Related: Three Mistakes to Avoid in your Business Intelligence Project

Over time, SQL Server Pro's Instant Polls and reader surveys have shown that our readers are split in their use of BI. About a third of our readers are BI experts with five or more years of experience in deploying BI projects. However, the majority aren’t so immersed in BI. The remaining two thirds of our readers are roughly split between organizations that are just beginning to deploy BI projects and those that have no plans to deploy BI or consider BI a future objective.

Of course the biggest hurdle in adopting BI is learning new technologies. The familiar third normal form (3NF) used in relational databases isn’t the design standard for BI and data warehousing. BI implementations use new designs, such as star schema and snowflake schema, which are foreign to most OLTP guys. BI doesn’t just happen out of nowhere. To get started with BI, you need a project. The type of project depends on your organization's future plans with regard to BI. For organizations that are looking forward to imminent BI deployments, the fastest way to get up to speed is by bringing in external BI consulting expertise. This can help infuse real-world experience into your organization’s efforts, as well as help quickly spread BI knowledge to your other team members. For organizations in which BI is a future objective but there are no immediate plans, the best place to get started is with low-profile pilot projects where you can begin developing BI expertise in-house. For instance, one possibility along these lines might be building a performance data warehouse using SQL Server’s own dynamic management views (DMVs).

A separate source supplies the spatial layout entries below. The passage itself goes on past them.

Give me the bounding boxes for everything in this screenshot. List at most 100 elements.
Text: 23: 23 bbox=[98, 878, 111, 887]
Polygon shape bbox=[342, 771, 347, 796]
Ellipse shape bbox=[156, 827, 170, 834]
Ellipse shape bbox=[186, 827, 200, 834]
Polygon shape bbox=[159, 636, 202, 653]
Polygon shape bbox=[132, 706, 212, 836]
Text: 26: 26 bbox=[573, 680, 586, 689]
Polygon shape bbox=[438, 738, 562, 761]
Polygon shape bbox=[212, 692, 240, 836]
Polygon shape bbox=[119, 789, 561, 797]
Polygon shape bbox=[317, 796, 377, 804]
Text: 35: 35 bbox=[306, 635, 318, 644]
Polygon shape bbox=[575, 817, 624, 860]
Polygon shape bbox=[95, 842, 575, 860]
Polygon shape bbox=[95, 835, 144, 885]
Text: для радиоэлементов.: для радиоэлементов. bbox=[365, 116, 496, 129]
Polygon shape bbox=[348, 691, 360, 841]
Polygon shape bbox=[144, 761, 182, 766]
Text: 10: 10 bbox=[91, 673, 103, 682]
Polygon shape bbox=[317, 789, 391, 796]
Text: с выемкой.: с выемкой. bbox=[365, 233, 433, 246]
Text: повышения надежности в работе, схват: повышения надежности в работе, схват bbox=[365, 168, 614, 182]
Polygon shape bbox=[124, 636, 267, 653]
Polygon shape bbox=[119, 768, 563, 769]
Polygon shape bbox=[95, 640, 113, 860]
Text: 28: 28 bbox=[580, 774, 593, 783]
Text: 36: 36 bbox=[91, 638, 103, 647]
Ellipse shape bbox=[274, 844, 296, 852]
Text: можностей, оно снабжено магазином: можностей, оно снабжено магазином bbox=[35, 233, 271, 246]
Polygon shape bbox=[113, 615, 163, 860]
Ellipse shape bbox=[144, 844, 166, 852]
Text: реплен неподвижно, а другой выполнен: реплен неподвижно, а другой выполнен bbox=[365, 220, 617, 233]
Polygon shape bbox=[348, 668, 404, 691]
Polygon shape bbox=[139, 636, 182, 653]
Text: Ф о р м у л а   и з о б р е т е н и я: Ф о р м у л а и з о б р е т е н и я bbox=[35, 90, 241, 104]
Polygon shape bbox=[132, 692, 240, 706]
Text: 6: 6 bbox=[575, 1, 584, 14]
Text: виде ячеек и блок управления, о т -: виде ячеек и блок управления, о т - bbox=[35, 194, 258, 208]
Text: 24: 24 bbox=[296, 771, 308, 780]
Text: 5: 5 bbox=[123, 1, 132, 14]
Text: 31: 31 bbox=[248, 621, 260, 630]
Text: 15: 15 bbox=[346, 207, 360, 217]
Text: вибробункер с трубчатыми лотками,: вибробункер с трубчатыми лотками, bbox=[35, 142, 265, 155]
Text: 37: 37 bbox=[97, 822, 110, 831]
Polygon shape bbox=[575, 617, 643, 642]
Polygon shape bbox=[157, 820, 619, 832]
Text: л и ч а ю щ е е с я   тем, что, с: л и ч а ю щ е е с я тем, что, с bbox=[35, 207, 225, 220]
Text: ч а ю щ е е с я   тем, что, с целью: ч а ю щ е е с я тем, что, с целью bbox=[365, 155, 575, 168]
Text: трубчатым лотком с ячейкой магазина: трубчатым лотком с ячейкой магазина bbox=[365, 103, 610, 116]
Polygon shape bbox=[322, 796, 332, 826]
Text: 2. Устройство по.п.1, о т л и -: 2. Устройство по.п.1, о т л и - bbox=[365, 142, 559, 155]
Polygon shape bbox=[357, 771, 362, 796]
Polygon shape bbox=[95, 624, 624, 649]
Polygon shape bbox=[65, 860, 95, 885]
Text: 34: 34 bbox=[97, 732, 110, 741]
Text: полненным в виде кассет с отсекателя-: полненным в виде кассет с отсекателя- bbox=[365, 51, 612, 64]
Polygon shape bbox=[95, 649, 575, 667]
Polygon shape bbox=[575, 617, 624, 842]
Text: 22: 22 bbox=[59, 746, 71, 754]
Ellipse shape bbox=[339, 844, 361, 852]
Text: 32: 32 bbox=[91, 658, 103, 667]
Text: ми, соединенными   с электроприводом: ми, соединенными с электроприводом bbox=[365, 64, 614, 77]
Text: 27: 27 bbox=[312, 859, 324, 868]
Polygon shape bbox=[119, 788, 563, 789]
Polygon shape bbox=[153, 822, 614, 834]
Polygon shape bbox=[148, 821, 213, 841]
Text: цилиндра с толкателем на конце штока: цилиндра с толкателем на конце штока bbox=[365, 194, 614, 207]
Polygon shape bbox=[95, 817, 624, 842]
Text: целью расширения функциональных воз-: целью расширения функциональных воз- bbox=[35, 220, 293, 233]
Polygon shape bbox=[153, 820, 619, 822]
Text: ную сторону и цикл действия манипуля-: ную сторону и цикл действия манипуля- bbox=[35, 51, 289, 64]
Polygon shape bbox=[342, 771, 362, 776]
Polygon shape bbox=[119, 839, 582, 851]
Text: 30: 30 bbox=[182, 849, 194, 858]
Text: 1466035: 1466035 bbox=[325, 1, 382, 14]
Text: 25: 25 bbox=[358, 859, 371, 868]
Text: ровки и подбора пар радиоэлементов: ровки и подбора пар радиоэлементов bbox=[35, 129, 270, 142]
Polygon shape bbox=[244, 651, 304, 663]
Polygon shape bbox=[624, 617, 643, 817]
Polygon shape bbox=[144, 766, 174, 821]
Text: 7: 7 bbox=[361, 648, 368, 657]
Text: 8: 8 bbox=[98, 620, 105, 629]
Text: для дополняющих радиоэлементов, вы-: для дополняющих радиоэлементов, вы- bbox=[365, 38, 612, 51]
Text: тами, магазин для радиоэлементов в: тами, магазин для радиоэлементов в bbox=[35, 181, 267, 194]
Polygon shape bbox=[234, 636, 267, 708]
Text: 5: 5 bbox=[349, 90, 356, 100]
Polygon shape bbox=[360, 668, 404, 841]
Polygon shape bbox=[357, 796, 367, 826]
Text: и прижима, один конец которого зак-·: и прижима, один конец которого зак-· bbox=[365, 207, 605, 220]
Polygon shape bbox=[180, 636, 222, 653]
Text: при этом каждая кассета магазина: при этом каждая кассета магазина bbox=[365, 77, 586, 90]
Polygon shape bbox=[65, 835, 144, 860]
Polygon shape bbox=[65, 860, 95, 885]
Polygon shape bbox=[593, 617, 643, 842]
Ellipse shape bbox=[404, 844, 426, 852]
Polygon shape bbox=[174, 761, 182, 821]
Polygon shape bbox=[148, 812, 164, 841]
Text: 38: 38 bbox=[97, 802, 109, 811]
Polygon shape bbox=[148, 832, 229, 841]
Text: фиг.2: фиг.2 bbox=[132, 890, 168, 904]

In addition, there’s the server aspect to consider. If you’re just getting started, the best approach is to conduct your pilot on existing hardware or on virtual machines (VMs) in your own infrastructure. However, if you later want to move those pilots into production or if you’re planning for a production BI implementation, you’re likely to discover that the configurations and tunings that you’ve used for your OLTP relational database systems don’t work so well for analytic BI and data warehousing systems. The primarily reason is that the nature of the workloads is very different. OLTP workloads generate the operational data used in BI implementations; therefore, there's a significantly higher number of write operations. Analytic and data warehousing are just the opposite. They involve queries and reports in which the bulk of the work is read operations. Unfortunately, many organizations­—and especially those organizations just attempting to get BI projects off the ground—don’t have a lot of experience in designing scalable systems that will handle BI and analytic workloads. That’s where fast track architectures come in. Microsoft, working in conjunction with hardware vendors such as HP, DELL, and IBM, has created a number of different reference architectures whereby you can leverage the expertise from both Microsoft and the various hardware vendors to ensure that your systems are properly configured for BI workloads.

SQL Server has always been a leader in the BI space. Since the release of SQL Server 7, there's been support for BI implementations in SQL Server Standard and above. Most organizations already have SQL Server Analysis Services (SSAS), SQL Server Integration Services (SSRS), and SQL Server Reporting Services (SSRS), and now there’s new and exciting tools such as PowerPivot and Power View. Each release has continued to add to the SQL Server BI toolset, and it definitely makes a lot of sense to put these tools to work—especially if you already have them.